En sevdiğiniz markanın indirime girdiğini öğrendiniz ve internetten alışveriş yapacaksınız. Fakat kullandığınız web sitesinde ürünün detaylarını cep telefonunuzdan göremiyorsunuz, fiyatı görmek için apayrı bir yere gitmeniz gerekiyor. Hevesiniz kaçmaz mı? Bambaşka bir örnekle ilerleyelim, müdavimi olduğunuz sosyal paylaşım sitesinde bir video beğendiniz fakat kendi sayfanızda paylaşamıyorsunuz. Can sıkıcı olur değil mi?
Deneyimlerimizden de yola çıkarsak; desktop tasarımlara ihtiyaç duymayacağımızı söyleyemeyiz. Desktop hala yetkinlik bakımından mobile kıyasla daha kapsamlı oluşu sebebiyle aslında pek de vazgeçilebilir bir pozisyonda değil. Fakat gelişen teknoloji ve yaygınlaşan kültür ile birlikte mobil cihazların hayatımızın her alanda merkezinde olduğunu düşünürsek; bu cihazların kullanım süreçlerinde mobil tasarımların her geçen gün kullanıcılar açısından daha erişilebilir bulunması, dolayısıyla da önemini artırması tartışılmaz ve engellenemez bir durum olarak karşımıza çıkıyor.
Peki web tasarımlarının mobile optimize edilmesi gerçekten gerekli mi?
Tabii ki evet. Öncelikli olarak web sitenizin mobil optimizasyonunu gerçekleştirmediyseniz, oldukça fazla sayıda kullanıcı kaybettiğinizi söyleyebiliriz. Yani web sitesinizin mobil adaptive (AWD) olması bozulmadan telefonda görünüyor olması mobil kullanıcı için yeterli bir deneyim değil. Mobil kullanıcının beklentisi websitenizin responsive (RWD) mantığında çalışarak mobil uyumlu davranışlar sergilemesi. Kullanıcılar, ihtiyaç duydukları verilere mümkün olan en kısa ve en kolay şekilde ulaşmak istiyor.
Araştırmalara göre, kullanıcıların %57’si, ziyaret ettikleri sitenin yüklenme süresi 3 saniyeyi geçtiği anda doğrudan sayfayı terkediyor. Burada da yine kullanıcıların imdadına mobil optimizasyon yetişiyor. Kısacası, mobil optimizasyon özellikle içerisinde bulunduğumuz çağın teknolojik gereksinimleri de düşünüldüğünde bir zorunluluk olarak karşımıza çıkıyor.

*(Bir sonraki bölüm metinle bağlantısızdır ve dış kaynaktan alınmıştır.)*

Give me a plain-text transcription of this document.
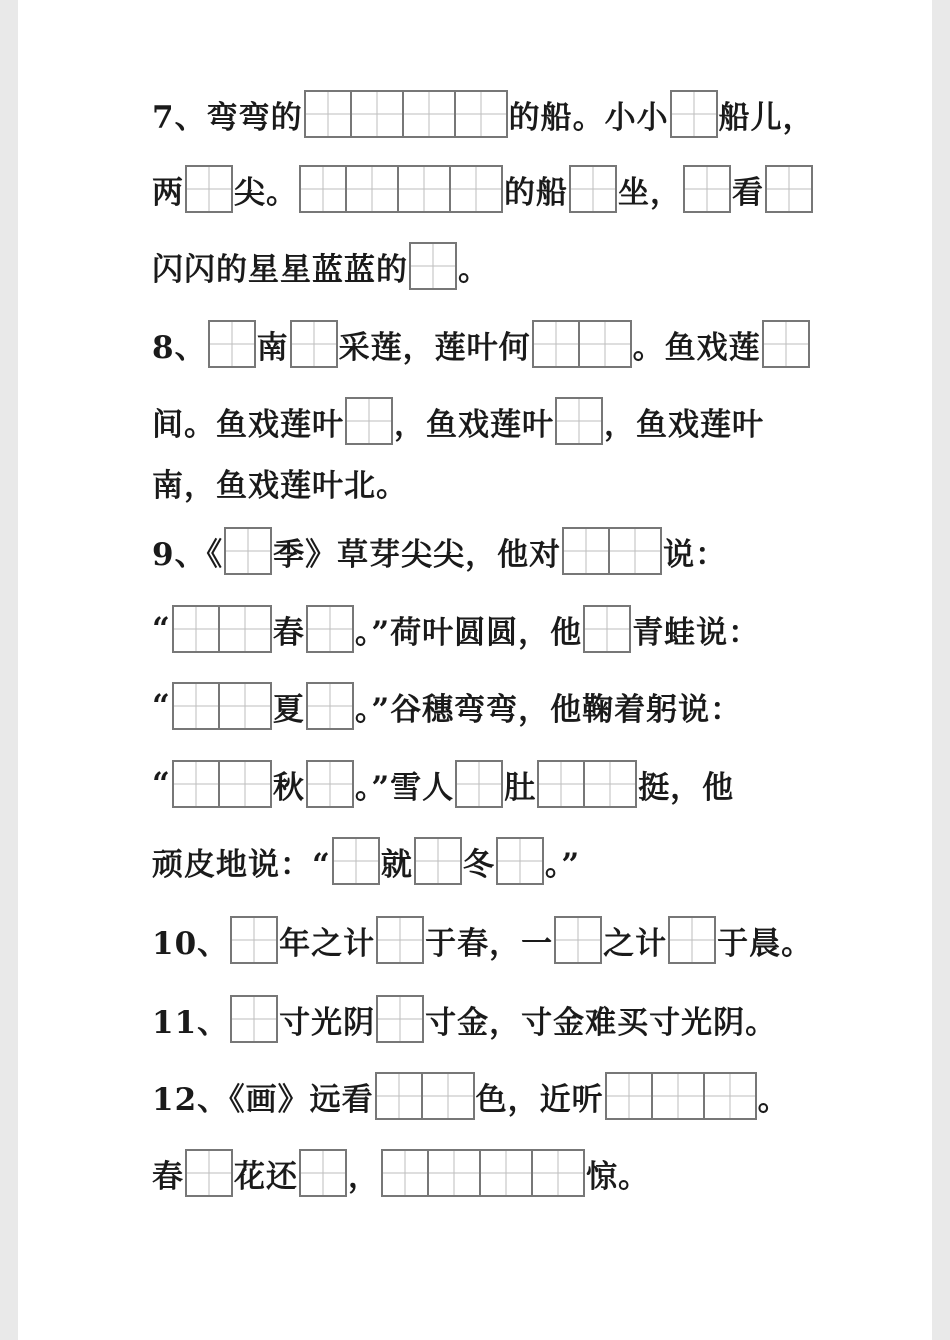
7、弯弯的	的船。小小 船儿，
两 尖。	的船 坐， 看
闪闪的星星蓝蓝的 。
8、 南 采莲，莲叶何	。鱼戏莲
间。鱼戏莲叶 ，鱼戏莲叶 ，鱼戏莲叶
南，鱼戏莲叶北。
9、《 季》草芽尖尖，他对	说：
“	春 。”荷叶圆圆，他 青蛙说：
“	夏 。”谷穗弯弯，他鞠着躬说：
“	秋 。”雪人 肚	挺，他
顽皮地说：“ 就 冬 。”
10、 年之计 于春，一 之计 于晨。
11、 寸光阴 寸金，寸金难买寸光阴。
12、《画》远看	色，近听	。
春 花还 ，	惊。
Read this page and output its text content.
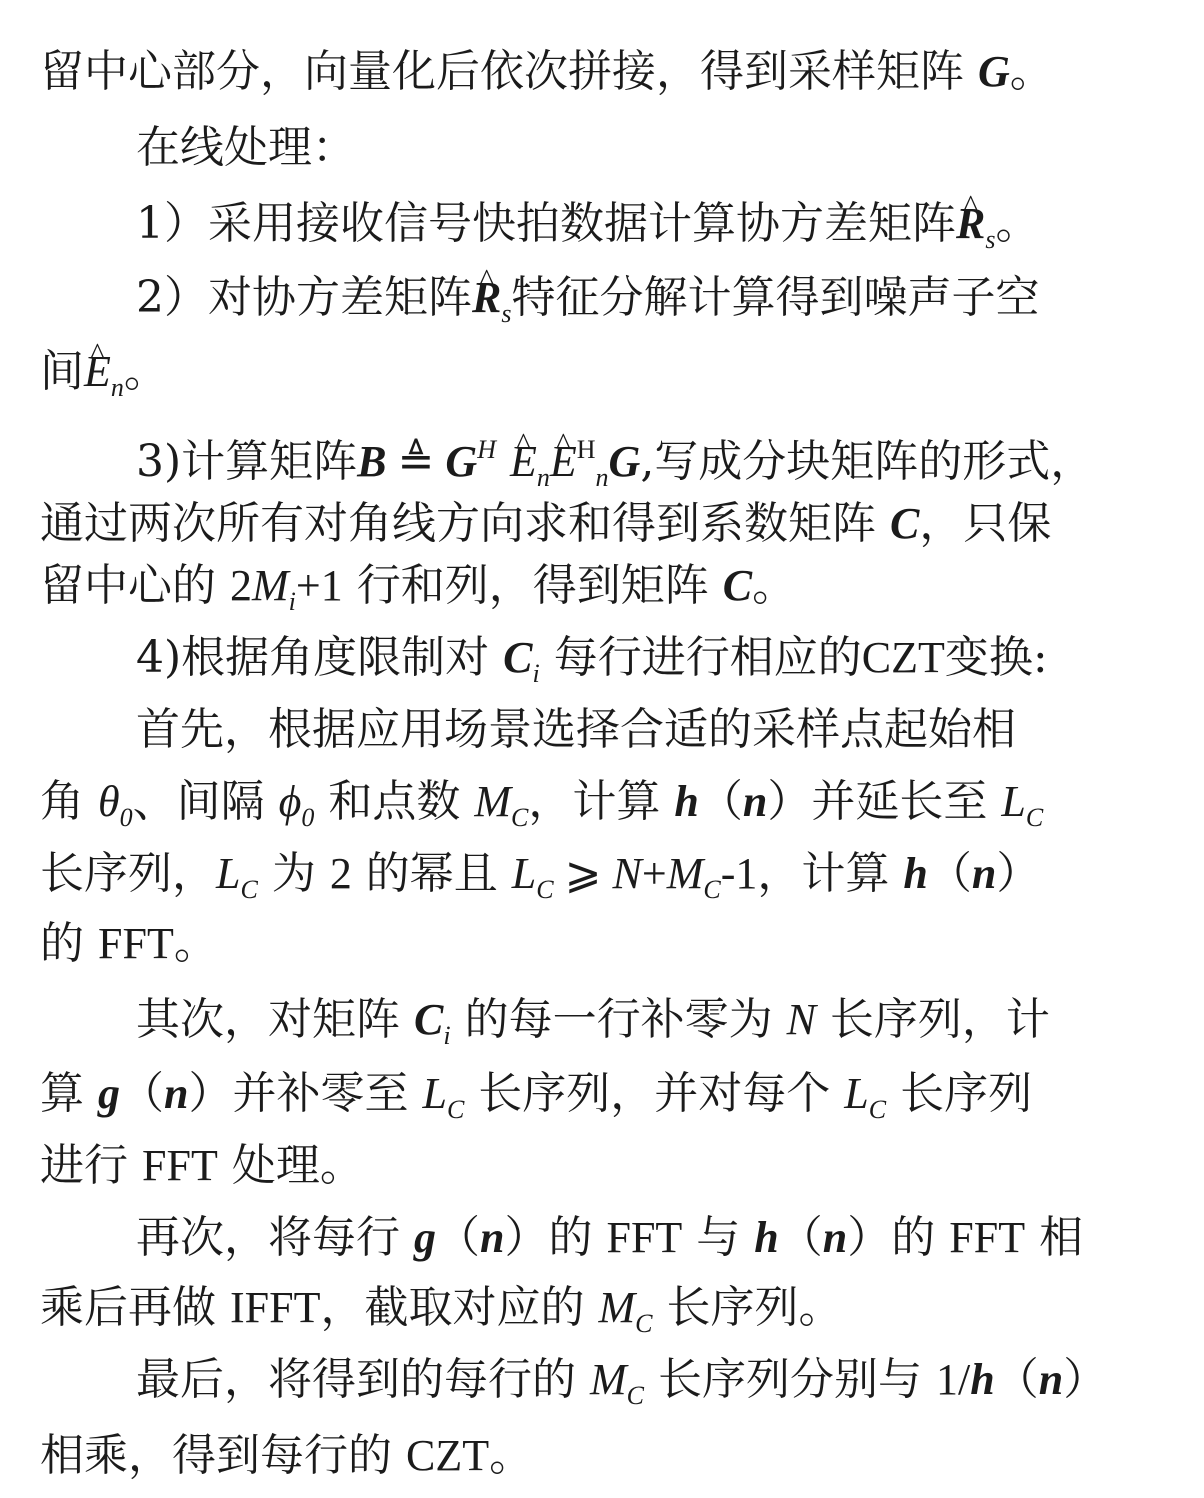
留中心部分，向量化后依次拼接，得到采样矩阵 G。
在线处理：
1）采用接收信号快拍数据计算协方差矩阵^ $R_s$。
2）对协方差矩阵^ $R_s$特征分解计算得到噪声子空
间^ $E_n$。
3)计算矩阵B ≜ $G^H$ ^ $E_n\^{}$ $E^H_nG$,写成分块矩阵的形式，
通过两次所有对角线方向求和得到系数矩阵 C，只保
留中心的 $2M_i+1$ 行和列，得到矩阵 C。
4)根据角度限制对 $C_i$ 每行进行相应的CZT变换:
首先，根据应用场景选择合适的采样点起始相
角 $\theta_0$、间隔 $\phi_0$ 和点数 $M_C$，计算 h（n）并延长至 $L_C$
长序列，$L_C$ 为 2 的幂且 $L_C$ ⩾ $N+M_C-1$，计算 h（n）
的 FFT。
其次，对矩阵 $C_i$ 的每一行补零为 N 长序列，计
算 g（n）并补零至 $L_C$ 长序列，并对每个 $L_C$ 长序列
进行 FFT 处理。
再次，将每行 g（n）的 FFT 与 h（n）的 FFT 相
乘后再做 IFFT，截取对应的 $M_C$ 长序列。
最后，将得到的每行的 $M_C$ 长序列分别与 1/h（n）
相乘，得到每行的 CZT。
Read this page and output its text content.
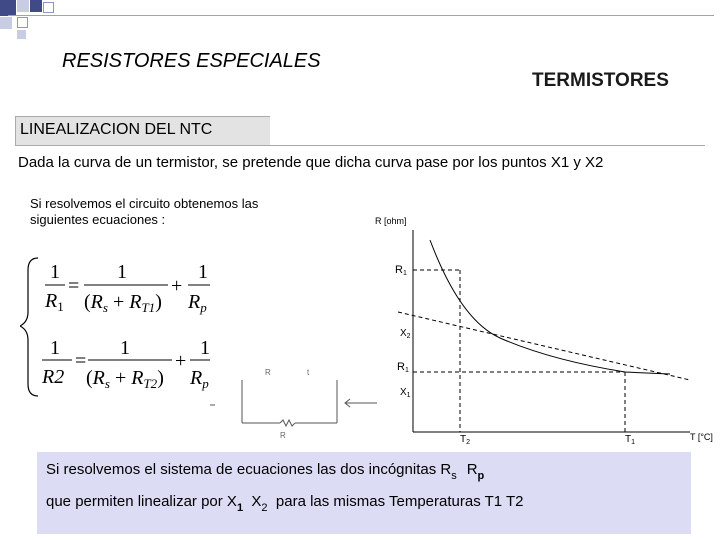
RESISTORES ESPECIALES
TERMISTORES
LINEALIZACION DEL NTC
Dada la curva de un termistor, se pretende que dicha curva pase por los puntos X1 y X2
Si resolvemos el circuito obtenemos las siguientes ecuaciones :
1
$R_1$
=
1
$(R_s + R_{T1})$
+
1
$R_p$
1
R2
=
1
$(R_s + R_{T2})$
+
1
$R_p$
R	t
R
R [ohm]
T [°C]
R1
$X_2$
R1
$X_1$
$T_2$	$T_1$
Si resolvemos el sistema de ecuaciones las dos incógnitas $R_s$ $R_p$
que permiten linealizar por $X_1$ $X_2$ para las mismas Temperaturas T1 T2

Kullanıcıların mobil cihazlarından yaptıkları içerik paylaşımları desktop cihazlardan yaptıkları paylaşımlara oranla iki kat fazla olduğunu biliyor muydunuz?
Tam bu noktada üretilen içeriklerin, mobil cihazlar üzerinden paylaşılabilir olması oldukça önemli bir ölçüt. Kısacası; bir marka olarak ürettiğiniz içerik yalnızca desktop cihazlardan paylaşılabilir nitelikteyse, mobil kullanıma ağırlık veren bir çok kullanıcının içeriğinizi paylaşamıyor oluşu ve buradan hareketle diğer kullanıcıların bu içeriğe erişemiyor oluşu, online dünyada genel bir marka bilinirliği yaratma potansiyelinizi 3’te 2 oranında düşürmüş oluyor.
Özetle mobil’in zaman-mekan bağlantısı olmaksızın her an ve her yerde ulaşılabiliyor oluşu, pratikliği, ve hızı bu yarışta mobil’i kazanan taraf yapıyor.